11. A sensor for detecting oil deterioration and oil level, comprising:
- a. a measurement sensor comprising a sensing capacitive sensor that includes left, middle and right identical upward plated spatial electrodes having the respective top and bottom ends, said electrodes are positioned to be equally spaced apart in order, alignment and parallel with each other, wherein said top ends of the respective left and right electrodes are electrically connected in parallel by a first lead wire serving as a first electrical pole, said top end of said middle electrode is connected by a second lead wire serving as a second electrical pole, said measurement sensor is positioned into an oil system of a machine, wherein said sensing capacitive sensor is immersed into an oil that is dry and disposed into said oil system;
  
  b. an alternating current (AC) analyzing device is connected to said sensing capacitive sensor, wherein said AC analyzing device applies an AC voltage at a frequency to said sensor from a first measurement to thereby detect a first measured temperature compensated electrical property of said sensing capacitive sensor that represents a first measured temperature compensated electrical property of said oil;
  
  c. a profile of predicted temperature compensated electrical properties of said oil is obtained so that said first measured temperature compensated electrical property of said oil is compared with a first predicted temperature compensated electrical property of said oil according to a first actual usage of said oil from said profile of said predicted properties;
  
  d. a first predicted remaining usage of said oil is determined according to said first actual usage of said oil, and a second measured temperature compensated electrical property of said oil is obtained according to said first actual usage of said oil from a second measurement to thereby obtain a second measured remaining usage of said oil;
  
  e. a normal deterioration of said oil is determined which occurs in the absence of water if said second measured remaining usage is similar to said first predicated remaining usage, and said second measured remaining usage is confirmed to represent a remaining actual usage of said oil;
  
  f. an abnormal deterioration of said oil is determined which occurs in the presence of water if said second measured remaining usage is less than said first predicated remaining usage; and
  
  g. a top level of said oil is determined to reduce to a top level of a predetermined threshold amount of said oil if said second measured remaining usage is larger than said first predicted remaining usage.

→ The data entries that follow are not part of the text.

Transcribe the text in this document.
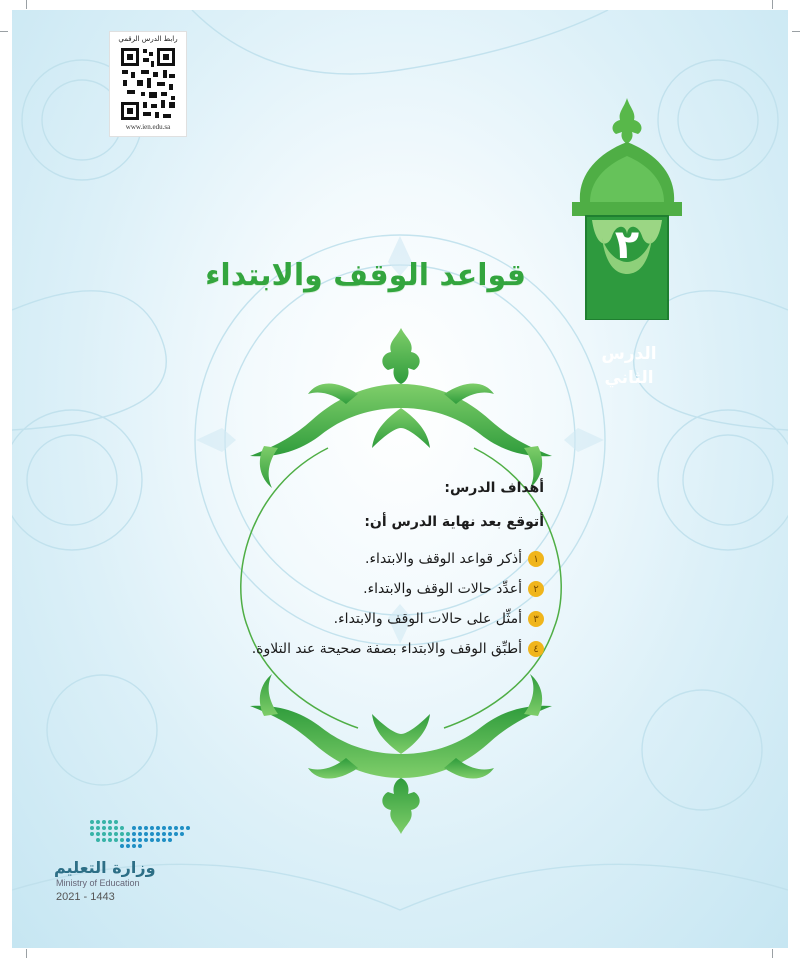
رابط الدرس الرقمي
www.ien.edu.sa
٢
الدرس
الثاني
قواعد الوقف والابتداء
أهداف الدرس:
أتوقع بعد نهاية الدرس أن:
١
أذكر قواعد الوقف والابتداء.
٢
أعدِّد حالات الوقف والابتداء.
٣
أمثِّل على حالات الوقف والابتداء.
٤
أطبِّق الوقف والابتداء بصفة صحيحة عند التلاوة.
وزارة التعليم
Ministry of Education
2021 - 1443
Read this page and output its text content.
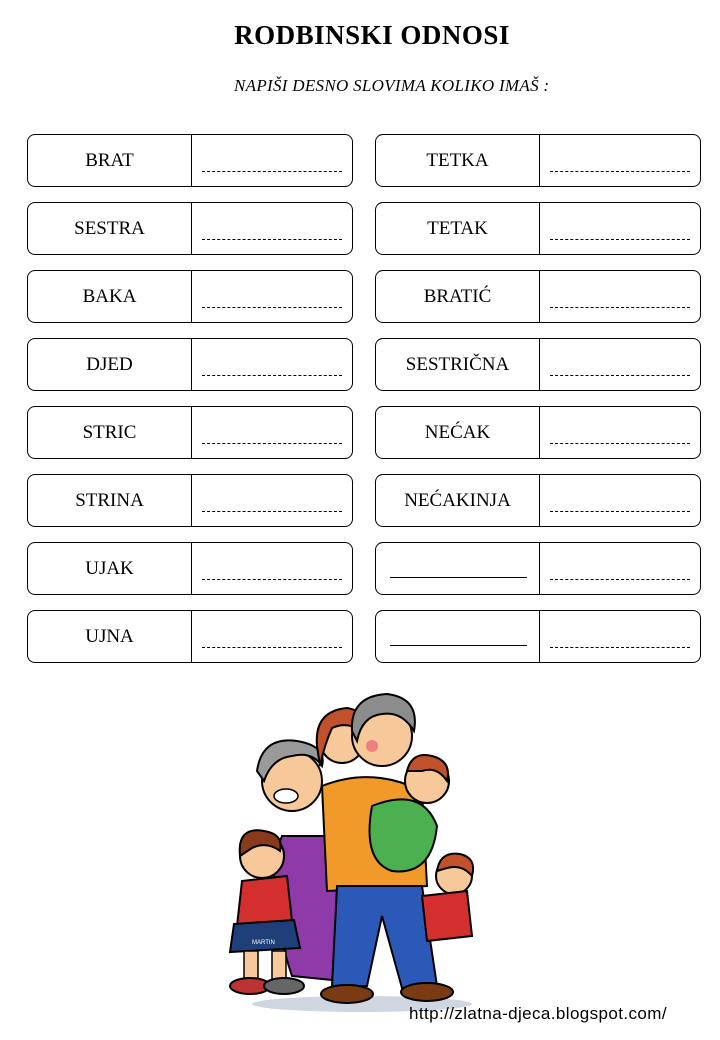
RODBINSKI ODNOSI
NAPIŠI DESNO SLOVIMA KOLIKO IMAŠ :
BRAT
SESTRA
BAKA
DJED
STRIC
STRINA
UJAK
UJNA
TETKA
TETAK
BRATIĆ
SESTRIČNA
NEĆAK
NEĆAKINJA
MARTIN
http://zlatna-djeca.blogspot.com/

- View Dependent Claims (12, 13, 14, 15, 16, 17, 18, 19)
- - 12. The sensor as claimed in claim 11 at step b, wherein said electrical property is selected from the group consisting of impedance, resistance, reactance, phase angle, voltage and current.
  - 13. The sensor as claimed in claim 11, further comprising spacers of insulating materials that are positioned between two adjacent plated electrodes, and said electrodes are affixed by additional insulating means to thereby keep a fixed gap between said two adjacent plated electrodes.
  - 14. The sensor as claimed in claim 11, said sensing capacitive sensor further includes a total of an odd number of identical plated electrodes that are positioned equally spaced apart, in order, alignment and parallel with each other, wherein odd numbered plated electrodes of said total electrodes are connected in parallel by a first lead wire serving as a first electrical pole to thereby form a first group of integrated electrodes, and even numbered electrodes are connected in parallel by a second lead wire serving as a second electrical pole to thereby form a second group of integrated electrodes.
  - 15. The sensor as claimed in claim 11, wherein said sensing capacitive sensor is positioned to align with said top level of said predetermined threshold amount of said oil of said machine, wherein said oil is a lubricating oil, and said machine is an internal combustion engine.
  - 16. The sensor as claimed in claim 11, further comprising:
    - a. a normal deterioration of said oil is determined which occurs in the absence of water if said second measured temperature compensated electrical property of said oil is similar to said first predicated temperature compensated electrical property of said oil;
      
      b. an abnormal deterioration of said oil is determined which occurs in the presence of water if said second measured temperature compensated electrical property of said oil is less than said first predicated temperature compensated electrical property of said oil; and
      
      c. a top level of said oil is determined to reduce to said top level of said predetermined threshold amount of said oil if said second measured temperature compensated electrical property of said oil is larger than said first predicated temperature compensated electrical property of said oil.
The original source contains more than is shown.